- [Voiceover] Hello, everyone.

So what I'd like to do here and in the following

few videos is talk about how you take the

partial derivative of vector valued functions.

So the kind of thing I have in mind

will be a function with a multi-variable input,

so this specific example have a two variable input, p and s.

You could think of that as a two-dimensional space

as the input or just two separate numbers.

And its output will be three-dimensional.

The first component, p squared minus s-squared.

The y component will be s times t.

And that z component will be t times s-squared

minus s times t-squared, minus s times t-squared.

And the way that you compute a partial derivative

of a guy like this, is actually relatively straight-forward.

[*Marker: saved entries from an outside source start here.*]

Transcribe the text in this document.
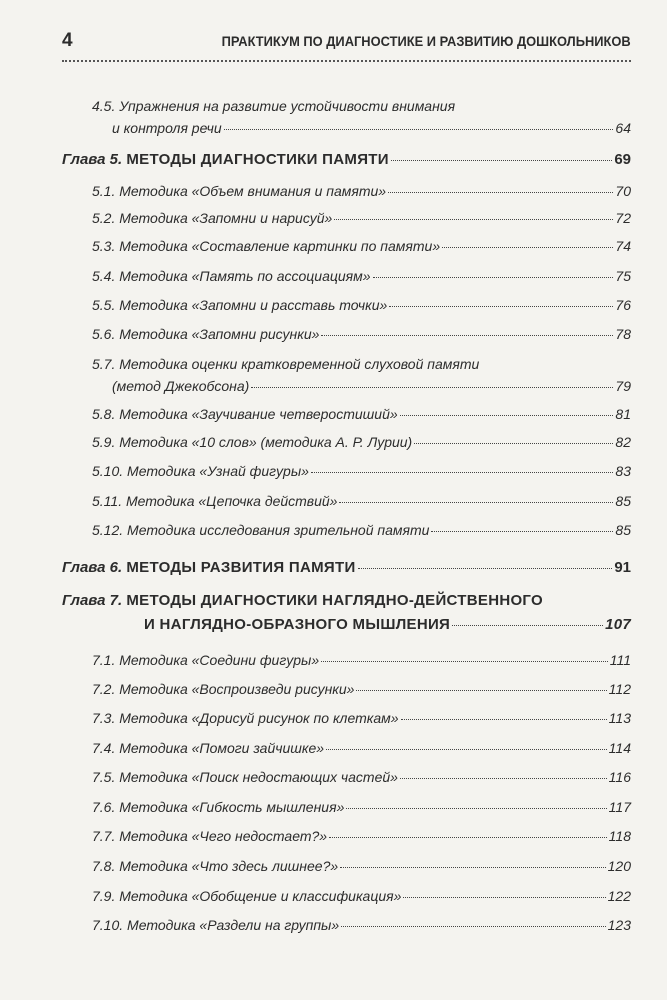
4	ПРАКТИКУМ ПО ДИАГНОСТИКЕ И РАЗВИТИЮ ДОШКОЛЬНИКОВ
4.5. Упражнения на развитие устойчивости внимания
и контроля речи	64
Глава 5.
МЕТОДЫ ДИАГНОСТИКИ ПАМЯТИ	69
5.1. Методика «Объем внимания и памяти»	70
5.2. Методика «Запомни и нарисуй»	72
5.3. Методика «Составление картинки по памяти»	74
5.4. Методика «Память по ассоциациям»	75
5.5. Методика «Запомни и расставь точки»	76
5.6. Методика «Запомни рисунки»	78
5.7. Методика оценки кратковременной слуховой памяти
(метод Джекобсона)	79
5.8. Методика «Заучивание четверостиший»	81
5.9. Методика «10 слов» (методика А. Р. Лурии)	82
5.10. Методика «Узнай фигуры»	83
5.11. Методика «Цепочка действий»	85
5.12. Методика исследования зрительной памяти	85
Глава 6.
МЕТОДЫ РАЗВИТИЯ ПАМЯТИ	91
Глава 7.
МЕТОДЫ ДИАГНОСТИКИ НАГЛЯДНО-ДЕЙСТВЕННОГО
И НАГЛЯДНО-ОБРАЗНОГО МЫШЛЕНИЯ	107
7.1. Методика «Соедини фигуры»	111
7.2. Методика «Воспроизведи рисунки»	112
7.3. Методика «Дорисуй рисунок по клеткам»	113
7.4. Методика «Помоги зайчишке»	114
7.5. Методика «Поиск недостающих частей»	116
7.6. Методика «Гибкость мышления»	117
7.7. Методика «Чего недостает?»	118
7.8. Методика «Что здесь лишнее?»	120
7.9. Методика «Обобщение и классификация»	122
7.10. Методика «Раздели на группы»	123
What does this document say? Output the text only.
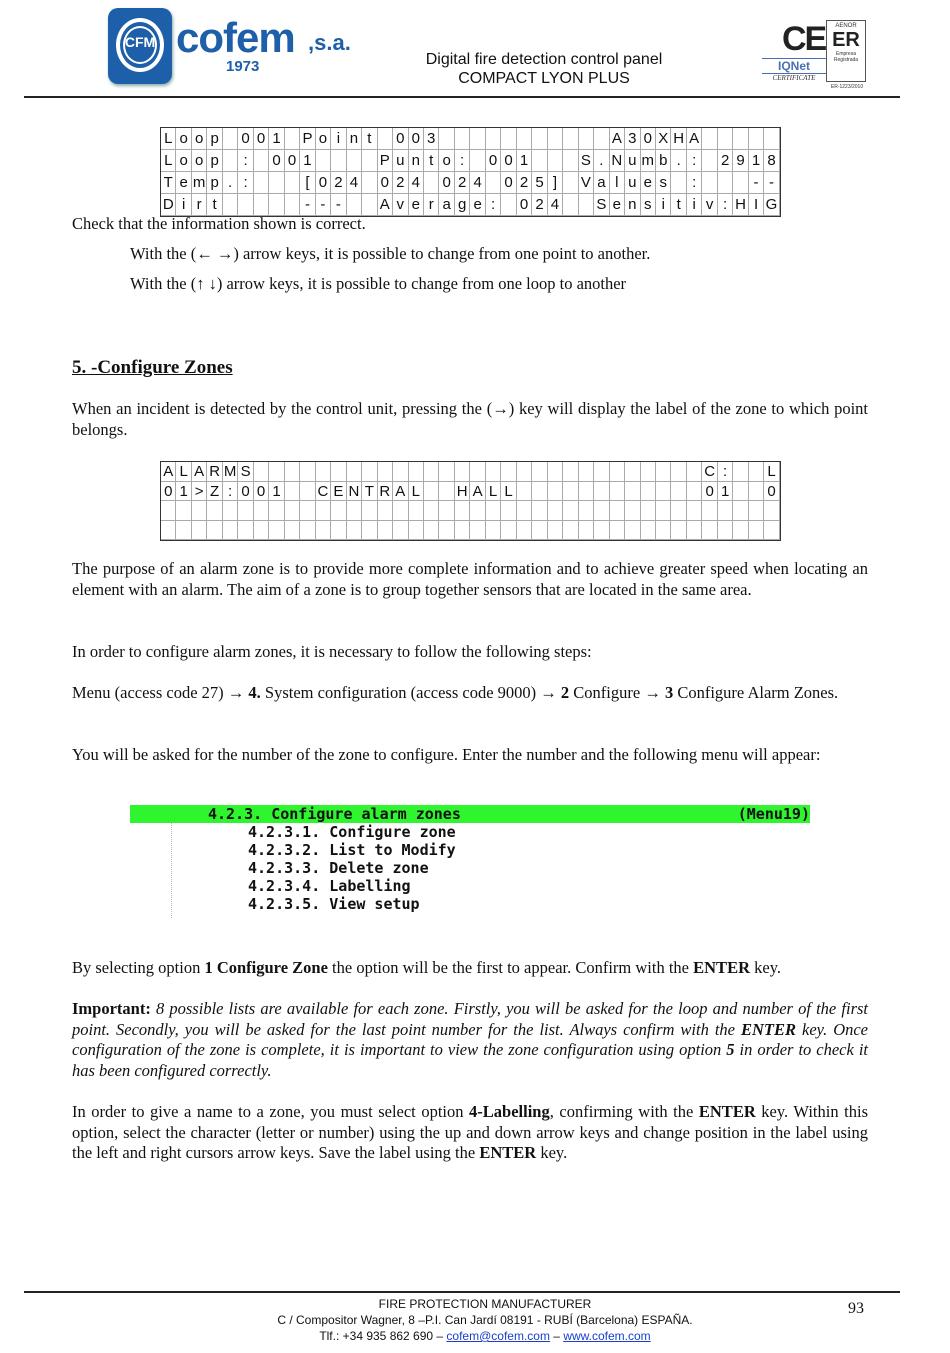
CFM cofem ,s.a.
1973	Digital fire detection control panel
COMPACT LYON PLUS
CE
IQNet
CERTIFICATE
AENOR
ER
Empresa
Registrada
ER-1223/2010
L o o p 0 0 1 P o i n t	0 0 3	A 3 0 X H A
L o o p	:	0 0 1	P u n t o :	0 0 1	S . N u m b . :	2 9 1 8
T e m p . :	[ 0 2 4 0 2 4 0 2 4 0 2 5 ]	V a l u e s	:	- -
D i r t	- - -	A v e r a g e :	0 2 4 S e n s i t i v : H I G
Check that the information shown is correct.
With the (← →) arrow keys, it is possible to change from one point to another.
With the (↑ ↓) arrow keys, it is possible to change from one loop to another
5. -Configure Zones
When an incident is detected by the control unit, pressing the (→) key will display the label of the zone to which point belongs.
A L A R M S	C :	L
0 1 > Z : 0 0 1 C E N T R A L H A L L	0 1	0
The purpose of an alarm zone is to provide more complete information and to achieve greater speed when locating an element with an alarm. The aim of a zone is to group together sensors that are located in the same area.
In order to configure alarm zones, it is necessary to follow the following steps:
Menu (access code 27) → 4. System configuration (access code 9000) → 2 Configure → 3 Configure Alarm Zones.
You will be asked for the number of the zone to configure. Enter the number and the following menu will appear:
4.2.3. Configure alarm zones	(Menu19)
4.2.3.1. Configure zone
4.2.3.2. List to Modify
4.2.3.3. Delete zone
4.2.3.4. Labelling
4.2.3.5. View setup
By selecting option 1 Configure Zone the option will be the first to appear. Confirm with the ENTER key.
Important: 8 possible lists are available for each zone. Firstly, you will be asked for the loop and number of the first point. Secondly, you will be asked for the last point number for the list. Always confirm with the ENTER key. Once configuration of the zone is complete, it is important to view the zone configuration using option 5 in order to check it has been configured correctly.
In order to give a name to a zone, you must select option 4-Labelling, confirming with the ENTER key. Within this option, select the character (letter or number) using the up and down arrow keys and change position in the label using the left and right cursors arrow keys. Save the label using the ENTER key.
FIRE PROTECTION MANUFACTURER
C / Compositor Wagner, 8 –P.I. Can Jardí 08191 - RUBÍ (Barcelona) ESPAÑA.
Tlf.: +34 935 862 690 – cofem@cofem.com – www.cofem.com
93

If you're to just guess what it might mean,

you'll probably guess right.

It will look like partial of v with respect to

one of its input variables, and I'll choose t

with respect to t.

And you just do it component-wise,

which means you look at each component

and you with a partial derivative to that

'cause each component is just a normal

scaler valued function.

So you go up to the top one and you say

t-squared looks like a variable,

as far t is concerned, and this derivative is 2t.

But s-squared looks like a constant,

so its derivative is zero.

S times t, when s looks like a constant

and when t looks like a variable,

has a derivative of s.

Then t times s-squared, when t's the variable

and s is the constant, just looks like that constant,

which is s-squared minus s times t-squared.

So now a derivative of t-squared is 2t

and that constant s stays in.

So that two times s times t.

And that's how you compute it,

probably relatively straightforward.

The way you do it with respect to s is very similar,

but where this gets fun and where this gets cool

is how you interpret the partial derivative, right,

how you interpret this value that we just found.

And what that means depends a lot on how you

actually visualize the function.

So what I'll go ahead and do in the next video

and in the next few ones, is talk about

visualizing this function.

It'll be as a parametric surface

and three-dimensional space.

That's why I got my grapher program out here

and I think you'll find there's actually a very

satisfying understanding of what this value means.